Rivers have a special attraction in childhood, a different world from the hard land.
Most Suffolk rivers take a leisurely approach
feeling no rush to reach a restless sea,
they mardle, drifting on the gentle declines
of soft beds, slipping slowly past low banks.
These are rivers of low ambition, ripple-less,
almost uncertain which direction to flow.
At Redgrave a stream goes east, another west
as Waveney and Little Ouse drift to the coast.
The Linnet submits to The Lark at Bury
just a few miles after first rising to flow,
those two ditch rivers, forbidden to children,
sluggishly merged at Muggy’s meadow.
In wet winters both would flood the field
with shallow clear water just above grass,
still seen, as through glass, when it froze,
when we joyfully stamp crunched the ice.
Muggy’s old bull was the challenge in Summer
when crossing his field to fish The Half Moon,
for fierce Firecocks, who guarded their river bed —
but their red disappeared when they died in the jar.

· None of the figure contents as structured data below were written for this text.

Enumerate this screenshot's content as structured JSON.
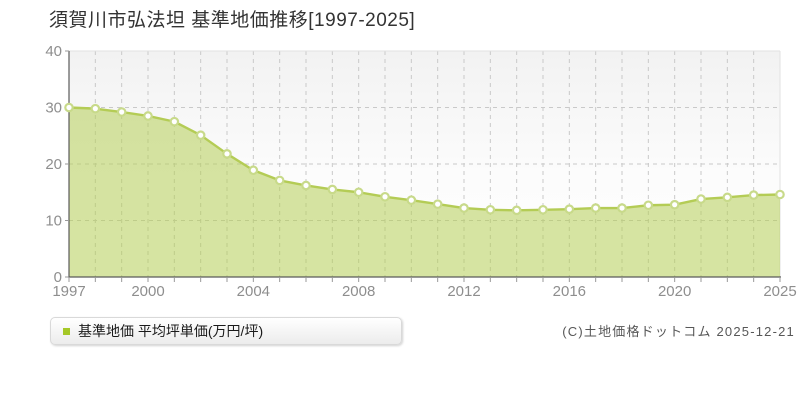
{
  "page": {
    "title": "須賀川市弘法坦 基準地価推移[1997-2025]",
    "copyright": "(C)土地価格ドットコム 2025-12-21"
  },
  "legend": {
    "label": "基準地価 平均坪単価(万円/坪)"
  },
  "chart_data": {
    "type": "area",
    "title": "須賀川市弘法坦 基準地価推移[1997-2025]",
    "series_name": "基準地価 平均坪単価(万円/坪)",
    "unit": "万円/坪",
    "x": [
      1997,
      1998,
      1999,
      2000,
      2001,
      2002,
      2003,
      2004,
      2005,
      2006,
      2007,
      2008,
      2009,
      2010,
      2011,
      2012,
      2013,
      2014,
      2015,
      2016,
      2017,
      2018,
      2019,
      2020,
      2022,
      2023,
      2024,
      2025
    ],
    "values": [
      30.0,
      29.8,
      29.2,
      28.5,
      27.5,
      25.1,
      21.8,
      18.9,
      17.1,
      16.2,
      15.5,
      15.0,
      14.2,
      13.6,
      12.9,
      12.2,
      11.9,
      11.8,
      11.9,
      12.0,
      12.2,
      12.2,
      12.7,
      12.8,
      13.8,
      14.1,
      14.5,
      14.6
    ],
    "ylim": [
      0,
      40
    ],
    "y_ticks": [
      0,
      10,
      20,
      30,
      40
    ],
    "x_tick_labels": [
      1997,
      2000,
      2004,
      2008,
      2012,
      2016,
      2020,
      2025
    ],
    "grid": true,
    "legend_position": "bottom-left",
    "note": "28 evenly spaced annual markers; no marker plotted for 2021",
    "colors": {
      "line": "#b4cc55",
      "fill": "rgba(181,205,85,0.55)",
      "marker_fill": "#ffffff",
      "marker_stroke": "#c8da8a",
      "legend_marker": "#a5c827",
      "grid": "#c9c9c9",
      "axis": "#5a5a5a",
      "plot_border": "#e2e2e2",
      "tick": "#999999",
      "tick_text": "#8e8e8e",
      "title_text": "#333333",
      "copyright_text": "#575757",
      "plot_bg_top": "#f2f2f2",
      "plot_bg_bottom": "#ffffff"
    }
  }
}
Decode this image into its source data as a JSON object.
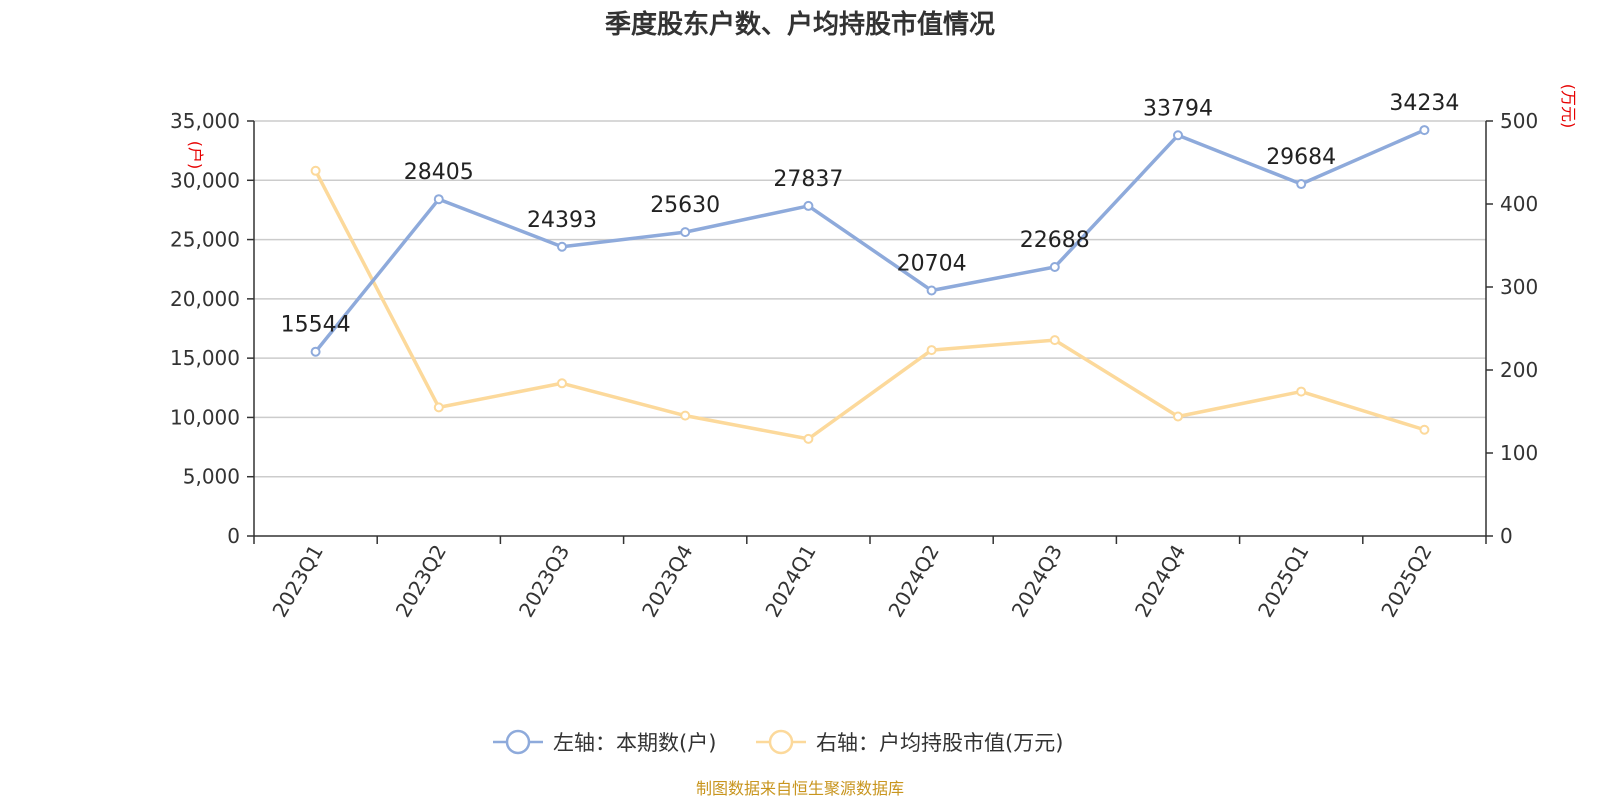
{
  "title": "季度股东户数、户均持股市值情况",
  "source": "制图数据来自恒生聚源数据库",
  "chart_data": {
    "type": "line",
    "categories": [
      "2023Q1",
      "2023Q2",
      "2023Q3",
      "2023Q4",
      "2024Q1",
      "2024Q2",
      "2024Q3",
      "2024Q4",
      "2025Q1",
      "2025Q2"
    ],
    "series": [
      {
        "name": "左轴：本期数(户)",
        "axis": "left",
        "color": "#8eaadb",
        "values": [
          15544,
          28405,
          24393,
          25630,
          27837,
          20704,
          22688,
          33794,
          29684,
          34234
        ],
        "show_labels": true
      },
      {
        "name": "右轴：户均持股市值(万元)",
        "axis": "right",
        "color": "#fcd99b",
        "values": [
          440,
          155,
          184,
          145,
          117,
          224,
          236,
          144,
          174,
          128
        ],
        "show_labels": false
      }
    ],
    "left_axis": {
      "unit": "(户)",
      "min": 0,
      "max": 35000,
      "ticks": [
        0,
        5000,
        10000,
        15000,
        20000,
        25000,
        30000,
        35000
      ],
      "tick_labels": [
        "0",
        "5,000",
        "10,000",
        "15,000",
        "20,000",
        "25,000",
        "30,000",
        "35,000"
      ]
    },
    "right_axis": {
      "unit": "(万元)",
      "min": 0,
      "max": 500,
      "ticks": [
        0,
        100,
        200,
        300,
        400,
        500
      ],
      "tick_labels": [
        "0",
        "100",
        "200",
        "300",
        "400",
        "500"
      ]
    },
    "grid": true,
    "legend_position": "bottom"
  }
}
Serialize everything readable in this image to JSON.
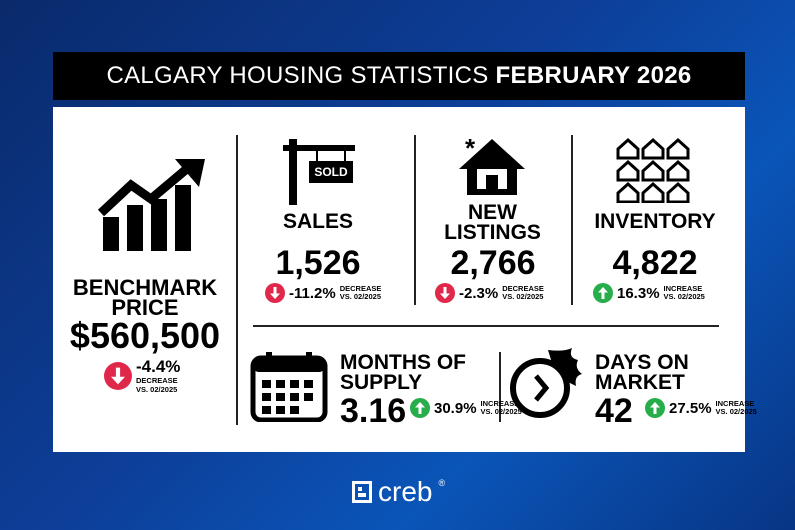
{
  "header": {
    "title": "CALGARY HOUSING STATISTICS",
    "period": "FEBRUARY 2026"
  },
  "sign": "SOLD",
  "stats": [
    {
      "label": "BENCHMARK PRICE",
      "value": "$560,500",
      "change": "-4.4%",
      "direction": "DECREASE",
      "comparison": "VS. 02/2025"
    },
    {
      "label": "SALES",
      "value": "1,526",
      "change": "-11.2%",
      "direction": "DECREASE",
      "comparison": "VS. 02/2025"
    },
    {
      "label": "NEW LISTINGS",
      "value": "2,766",
      "change": "-2.3%",
      "direction": "DECREASE",
      "comparison": "VS. 02/2025"
    },
    {
      "label": "INVENTORY",
      "value": "4,822",
      "change": "16.3%",
      "direction": "INCREASE",
      "comparison": "VS. 02/2025"
    },
    {
      "label": "MONTHS OF SUPPLY",
      "value": "3.16",
      "change": "30.9%",
      "direction": "INCREASE",
      "comparison": "VS. 02/2025"
    },
    {
      "label": "DAYS ON MARKET",
      "value": "42",
      "change": "27.5%",
      "direction": "INCREASE",
      "comparison": "VS. 02/2025"
    }
  ],
  "footer": {
    "logo": "creb",
    "mark": "®"
  }
}
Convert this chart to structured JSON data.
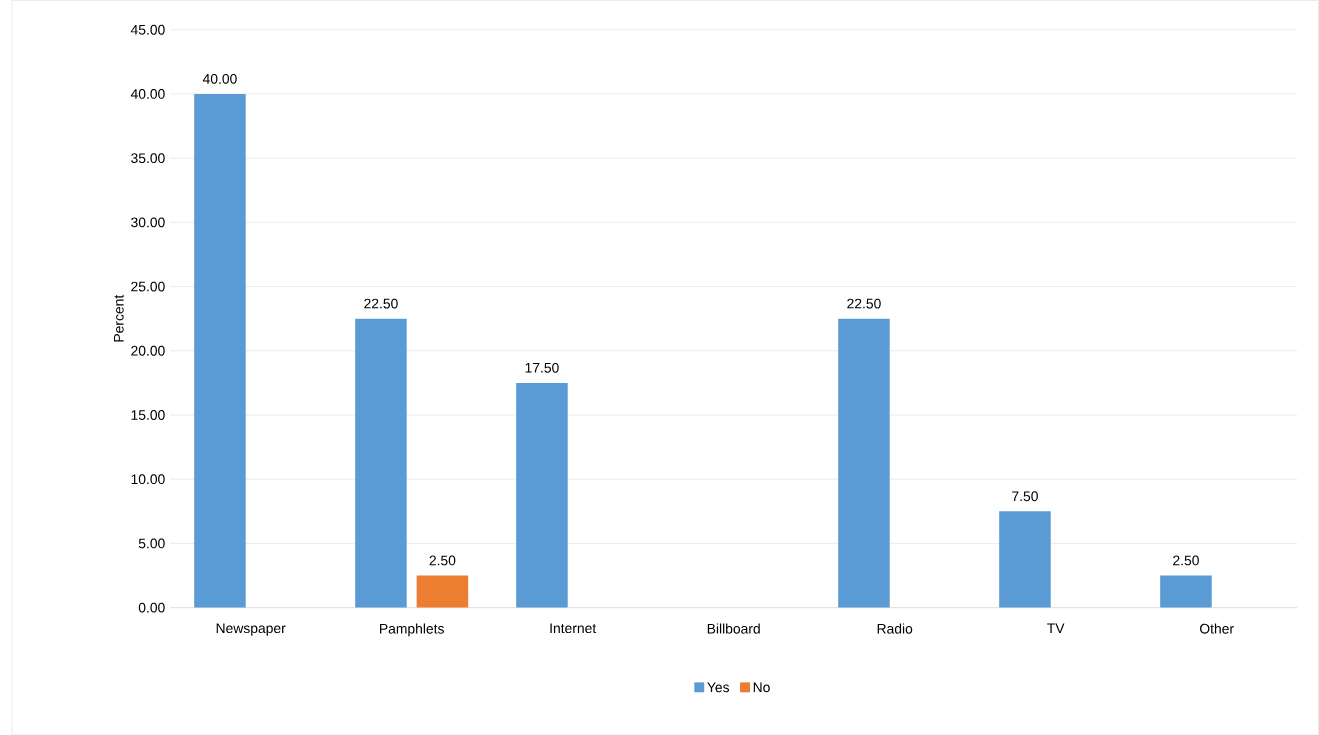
{
  "chart_data": {
    "type": "bar",
    "ylabel": "Percent",
    "categories": [
      "Newspaper",
      "Pamphlets",
      "Internet",
      "Billboard",
      "Radio",
      "TV",
      "Other"
    ],
    "series": [
      {
        "name": "Yes",
        "color": "#5b9bd5",
        "values": [
          40,
          22.5,
          17.5,
          null,
          22.5,
          7.5,
          2.5
        ],
        "value_labels": [
          "40.00",
          "22.50",
          "17.50",
          null,
          "22.50",
          "7.50",
          "2.50"
        ]
      },
      {
        "name": "No",
        "color": "#ed7d31",
        "values": [
          null,
          2.5,
          null,
          null,
          null,
          null,
          null
        ],
        "value_labels": [
          null,
          "2.50",
          null,
          null,
          null,
          null,
          null
        ]
      }
    ],
    "ylim": [
      0,
      45
    ],
    "yticks": [
      {
        "value": 0,
        "label": "0.00"
      },
      {
        "value": 5,
        "label": "5.00"
      },
      {
        "value": 10,
        "label": "10.00"
      },
      {
        "value": 15,
        "label": "15.00"
      },
      {
        "value": 20,
        "label": "20.00"
      },
      {
        "value": 25,
        "label": "25.00"
      },
      {
        "value": 30,
        "label": "30.00"
      },
      {
        "value": 35,
        "label": "35.00"
      },
      {
        "value": 40,
        "label": "40.00"
      },
      {
        "value": 45,
        "label": "45.00"
      }
    ],
    "grid": "y",
    "legend": "bottom"
  }
}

Myth and memory merge by the river’s edge.
Dragonflies on bulrushes drying new wings
creatures of terror to explorers who feared
‘Death – if touched near your heart by their sting’.
Silent water voles dog-paddle to their holes,
a noisy moorhen builds her nest mid-stream,
a grass snake swims swiftly for the far bank;
in the still, shining river of childhood memory.
‘Mardle’ is a Suffolk word meaning to gossip
‘Firecock’ was a Suffolk name given to the male 3 spine stickleback in red flushed breeding condition.